By Prachi Pinglay
BBC News in Mumbai
Dravid, Ganguly and Tendulkar will be among star names in the IPL
The rights to control India's eight Twenty20 Premier League teams have been sold for a staggering £370m.
The bidding concerned franchises in Mumbai (£57m), Bangalore (£57m), Hyderabad (£54m), Chandigarh, Chennai, Delhi, Jaipur and Kolkata.
Film stars Shah Rukh Khan, Juhi Chawla and Preity Zinta were part of consortia that won 10-year rights deals.
The IPL will hold 59 games over 44 days from April to May, with £1.5m in prize money and TV contracts sold for £500m.
The tournament was launched by the Indian cricket board (BCCI) as a direct competitor to the Indian Cricket League, launched last October, which it does not recognise.
The IPL has the backing of the game's world governing body, the International Cricket Council (ICC), and the top two teams will go on to take part in a football-style champions league, also featuring sides from England, Australia and South Africa.

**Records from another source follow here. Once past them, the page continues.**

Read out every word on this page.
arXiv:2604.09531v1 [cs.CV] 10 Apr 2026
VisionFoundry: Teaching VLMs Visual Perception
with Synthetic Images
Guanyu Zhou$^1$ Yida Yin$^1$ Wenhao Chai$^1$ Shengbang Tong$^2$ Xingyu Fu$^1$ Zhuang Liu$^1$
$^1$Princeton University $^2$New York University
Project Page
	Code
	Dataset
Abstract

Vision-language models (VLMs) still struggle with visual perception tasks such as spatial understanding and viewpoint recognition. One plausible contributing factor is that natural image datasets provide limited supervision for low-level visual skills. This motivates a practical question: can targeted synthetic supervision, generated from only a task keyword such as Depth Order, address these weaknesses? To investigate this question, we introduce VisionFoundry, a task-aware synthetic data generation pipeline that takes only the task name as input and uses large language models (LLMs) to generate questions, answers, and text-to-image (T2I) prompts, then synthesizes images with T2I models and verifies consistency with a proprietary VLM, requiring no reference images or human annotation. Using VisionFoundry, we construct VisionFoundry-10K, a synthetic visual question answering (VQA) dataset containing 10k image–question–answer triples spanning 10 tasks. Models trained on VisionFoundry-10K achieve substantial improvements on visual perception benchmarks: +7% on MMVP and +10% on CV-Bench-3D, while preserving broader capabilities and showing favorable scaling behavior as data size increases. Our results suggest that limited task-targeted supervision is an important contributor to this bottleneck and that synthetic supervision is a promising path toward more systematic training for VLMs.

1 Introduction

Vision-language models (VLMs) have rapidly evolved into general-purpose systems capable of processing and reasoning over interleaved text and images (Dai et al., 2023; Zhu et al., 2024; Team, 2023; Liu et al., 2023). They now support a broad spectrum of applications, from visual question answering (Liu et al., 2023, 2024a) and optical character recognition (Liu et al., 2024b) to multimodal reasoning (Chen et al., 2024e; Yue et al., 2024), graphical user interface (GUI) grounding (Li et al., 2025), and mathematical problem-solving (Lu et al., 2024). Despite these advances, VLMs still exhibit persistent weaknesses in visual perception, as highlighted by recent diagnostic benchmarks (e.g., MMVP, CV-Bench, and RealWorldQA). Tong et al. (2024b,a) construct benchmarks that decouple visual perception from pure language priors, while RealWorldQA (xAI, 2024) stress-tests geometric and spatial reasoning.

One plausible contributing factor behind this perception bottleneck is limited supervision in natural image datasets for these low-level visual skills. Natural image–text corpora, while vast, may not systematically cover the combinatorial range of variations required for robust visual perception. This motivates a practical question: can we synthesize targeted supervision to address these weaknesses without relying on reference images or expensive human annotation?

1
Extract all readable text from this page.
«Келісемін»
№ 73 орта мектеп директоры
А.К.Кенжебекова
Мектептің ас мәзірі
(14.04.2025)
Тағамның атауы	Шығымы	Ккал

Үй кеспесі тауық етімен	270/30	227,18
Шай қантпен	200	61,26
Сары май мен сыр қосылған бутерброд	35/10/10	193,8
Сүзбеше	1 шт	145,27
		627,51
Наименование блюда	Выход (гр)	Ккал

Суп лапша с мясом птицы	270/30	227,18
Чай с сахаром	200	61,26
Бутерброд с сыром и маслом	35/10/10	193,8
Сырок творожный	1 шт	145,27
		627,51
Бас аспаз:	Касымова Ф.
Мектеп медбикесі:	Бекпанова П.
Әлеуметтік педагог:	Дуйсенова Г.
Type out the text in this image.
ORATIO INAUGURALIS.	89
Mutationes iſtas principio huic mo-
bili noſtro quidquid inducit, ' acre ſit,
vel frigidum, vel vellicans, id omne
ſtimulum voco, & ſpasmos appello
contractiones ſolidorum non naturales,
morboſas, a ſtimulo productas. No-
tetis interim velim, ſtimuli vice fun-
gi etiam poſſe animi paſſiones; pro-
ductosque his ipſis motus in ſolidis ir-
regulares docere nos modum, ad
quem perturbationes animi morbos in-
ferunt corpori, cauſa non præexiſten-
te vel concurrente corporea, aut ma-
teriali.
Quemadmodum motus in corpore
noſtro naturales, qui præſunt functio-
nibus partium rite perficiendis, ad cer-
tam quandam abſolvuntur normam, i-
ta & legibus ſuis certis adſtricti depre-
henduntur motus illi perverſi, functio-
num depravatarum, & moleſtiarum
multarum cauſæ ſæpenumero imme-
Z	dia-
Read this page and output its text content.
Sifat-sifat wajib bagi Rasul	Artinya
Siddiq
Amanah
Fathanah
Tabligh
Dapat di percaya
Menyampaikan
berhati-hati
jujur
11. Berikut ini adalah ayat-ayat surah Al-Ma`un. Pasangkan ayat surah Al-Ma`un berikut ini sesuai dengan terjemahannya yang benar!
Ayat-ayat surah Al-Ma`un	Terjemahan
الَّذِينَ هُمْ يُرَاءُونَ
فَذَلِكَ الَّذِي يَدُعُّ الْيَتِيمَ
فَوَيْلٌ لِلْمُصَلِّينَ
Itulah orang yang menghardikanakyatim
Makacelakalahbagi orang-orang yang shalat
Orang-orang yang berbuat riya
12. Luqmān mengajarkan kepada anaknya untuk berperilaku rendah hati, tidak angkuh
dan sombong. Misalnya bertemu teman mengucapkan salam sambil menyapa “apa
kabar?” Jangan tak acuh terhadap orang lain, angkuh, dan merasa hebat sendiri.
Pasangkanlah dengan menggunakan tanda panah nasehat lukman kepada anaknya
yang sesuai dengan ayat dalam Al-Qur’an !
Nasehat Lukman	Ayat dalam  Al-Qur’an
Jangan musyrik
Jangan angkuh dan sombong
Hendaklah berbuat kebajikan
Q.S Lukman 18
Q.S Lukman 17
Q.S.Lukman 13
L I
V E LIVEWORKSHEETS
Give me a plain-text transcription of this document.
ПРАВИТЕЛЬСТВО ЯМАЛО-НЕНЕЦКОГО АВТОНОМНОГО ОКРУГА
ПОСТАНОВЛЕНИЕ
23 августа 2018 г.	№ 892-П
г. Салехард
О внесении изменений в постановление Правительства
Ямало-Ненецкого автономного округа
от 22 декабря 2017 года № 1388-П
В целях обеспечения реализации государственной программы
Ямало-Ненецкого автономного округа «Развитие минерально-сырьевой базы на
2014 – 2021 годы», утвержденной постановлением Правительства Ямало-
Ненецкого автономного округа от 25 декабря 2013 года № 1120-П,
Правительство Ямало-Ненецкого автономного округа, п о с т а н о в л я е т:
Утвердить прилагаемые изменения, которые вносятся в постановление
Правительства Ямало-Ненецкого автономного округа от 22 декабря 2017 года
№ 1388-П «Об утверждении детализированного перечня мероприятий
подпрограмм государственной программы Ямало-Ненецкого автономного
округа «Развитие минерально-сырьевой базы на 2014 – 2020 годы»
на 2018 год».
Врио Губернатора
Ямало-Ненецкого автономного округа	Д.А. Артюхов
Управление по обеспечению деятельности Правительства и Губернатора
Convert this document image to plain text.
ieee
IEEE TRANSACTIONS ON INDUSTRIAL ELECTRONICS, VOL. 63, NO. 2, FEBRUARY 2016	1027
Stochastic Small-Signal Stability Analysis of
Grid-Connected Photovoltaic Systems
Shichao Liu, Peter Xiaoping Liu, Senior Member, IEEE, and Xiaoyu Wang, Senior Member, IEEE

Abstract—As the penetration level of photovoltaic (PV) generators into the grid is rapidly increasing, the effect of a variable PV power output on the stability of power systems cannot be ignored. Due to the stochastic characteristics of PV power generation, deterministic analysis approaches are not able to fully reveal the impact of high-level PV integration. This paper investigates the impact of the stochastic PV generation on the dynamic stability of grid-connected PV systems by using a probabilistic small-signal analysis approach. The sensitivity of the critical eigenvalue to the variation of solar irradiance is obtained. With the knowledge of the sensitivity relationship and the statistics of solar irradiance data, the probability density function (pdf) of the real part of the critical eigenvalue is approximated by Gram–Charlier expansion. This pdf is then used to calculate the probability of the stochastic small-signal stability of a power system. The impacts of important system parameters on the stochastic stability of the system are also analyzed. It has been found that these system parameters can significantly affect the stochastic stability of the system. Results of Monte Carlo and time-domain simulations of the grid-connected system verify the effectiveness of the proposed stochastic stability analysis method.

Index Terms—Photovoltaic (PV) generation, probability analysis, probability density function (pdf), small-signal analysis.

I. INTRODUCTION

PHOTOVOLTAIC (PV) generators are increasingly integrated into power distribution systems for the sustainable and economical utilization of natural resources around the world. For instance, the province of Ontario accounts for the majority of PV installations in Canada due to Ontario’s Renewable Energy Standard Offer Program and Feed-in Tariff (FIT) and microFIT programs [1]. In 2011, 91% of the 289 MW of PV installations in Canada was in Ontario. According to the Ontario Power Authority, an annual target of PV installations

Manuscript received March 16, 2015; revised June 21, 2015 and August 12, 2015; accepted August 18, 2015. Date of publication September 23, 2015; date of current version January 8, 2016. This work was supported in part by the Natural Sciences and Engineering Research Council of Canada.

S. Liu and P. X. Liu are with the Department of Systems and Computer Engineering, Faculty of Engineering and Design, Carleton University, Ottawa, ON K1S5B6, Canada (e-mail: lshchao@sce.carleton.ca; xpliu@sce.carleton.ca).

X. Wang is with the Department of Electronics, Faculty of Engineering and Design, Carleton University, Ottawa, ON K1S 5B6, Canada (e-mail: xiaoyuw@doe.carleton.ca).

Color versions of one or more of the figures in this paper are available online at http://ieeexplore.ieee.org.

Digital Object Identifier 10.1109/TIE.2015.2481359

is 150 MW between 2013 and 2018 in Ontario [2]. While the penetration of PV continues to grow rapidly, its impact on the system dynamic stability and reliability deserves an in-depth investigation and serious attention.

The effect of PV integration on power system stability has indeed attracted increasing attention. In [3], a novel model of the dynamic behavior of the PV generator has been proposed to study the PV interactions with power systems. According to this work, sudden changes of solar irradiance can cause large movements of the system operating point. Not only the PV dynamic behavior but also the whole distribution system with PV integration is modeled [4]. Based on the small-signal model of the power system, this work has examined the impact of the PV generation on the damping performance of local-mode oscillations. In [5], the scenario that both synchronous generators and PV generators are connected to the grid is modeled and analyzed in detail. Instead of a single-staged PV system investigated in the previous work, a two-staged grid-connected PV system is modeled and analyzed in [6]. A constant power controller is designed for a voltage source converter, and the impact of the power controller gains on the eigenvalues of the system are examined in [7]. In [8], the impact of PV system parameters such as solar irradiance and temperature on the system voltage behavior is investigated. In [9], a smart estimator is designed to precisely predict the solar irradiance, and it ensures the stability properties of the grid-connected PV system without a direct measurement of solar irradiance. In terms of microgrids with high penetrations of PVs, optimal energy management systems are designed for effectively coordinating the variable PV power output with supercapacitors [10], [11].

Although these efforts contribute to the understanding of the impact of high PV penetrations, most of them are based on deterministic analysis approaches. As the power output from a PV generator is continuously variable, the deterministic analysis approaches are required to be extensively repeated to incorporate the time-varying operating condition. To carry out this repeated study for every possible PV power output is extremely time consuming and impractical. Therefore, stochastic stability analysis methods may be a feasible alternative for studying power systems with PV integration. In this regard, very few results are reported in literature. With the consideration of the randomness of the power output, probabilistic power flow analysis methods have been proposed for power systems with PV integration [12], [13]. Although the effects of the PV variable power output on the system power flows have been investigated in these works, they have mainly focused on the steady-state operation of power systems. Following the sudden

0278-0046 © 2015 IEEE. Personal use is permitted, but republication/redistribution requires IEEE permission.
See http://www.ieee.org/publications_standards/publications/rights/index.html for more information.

Mumbai, for whom Sachin Tendulkar will play, went for the highest amount, with billionaire Mukesh Ambani winning control.
The group including Khan and Chawla secured Kolkata (formerly called Calcutta) while airline and beer tycoon Vijay Mallya, who owns Formula One team Force India, took his home-town side Bangalore.
Jaipur attracted the lowest winning bid of £34m from British company Emerging Media.
Preity Zinta and Shah Rukh Khan were part of successful consortia
Lalit Modi, vice president of the Indian cricket board and chairman of the IPL, said said three late bidders were not accepted - including the Sahara group, which sponsors the Indian national team.
Each succesful bidder will pay 10% of the bid price to the board every year.
"To date we have made $1.749bn (£850m)," Modi said. "We are looking to build on it going forward."
Every squad of 16 must have a minimum of four Indian and four under-21 players, with no more than four international players allowed in any one game.
Four "iconic" players - Tendulkar, Rahul Dravid (Bangalore), Sourav Ganguly (Kolkata) and Yuvraj Singh (Chandigarh) - cannot be traded for three years and they will be paid 10% more than other team members.
Organisers are confident the tournament will lead to an improvement in domestic cricket standards and will attract big crowds - each venue has a seating capacity of more than 25,000.
Franchise owners will be able to bid for players in the coming weeks, with more than 70 Indians available as well as others from Australia, New Zealand, Sri Lanka and South Africa.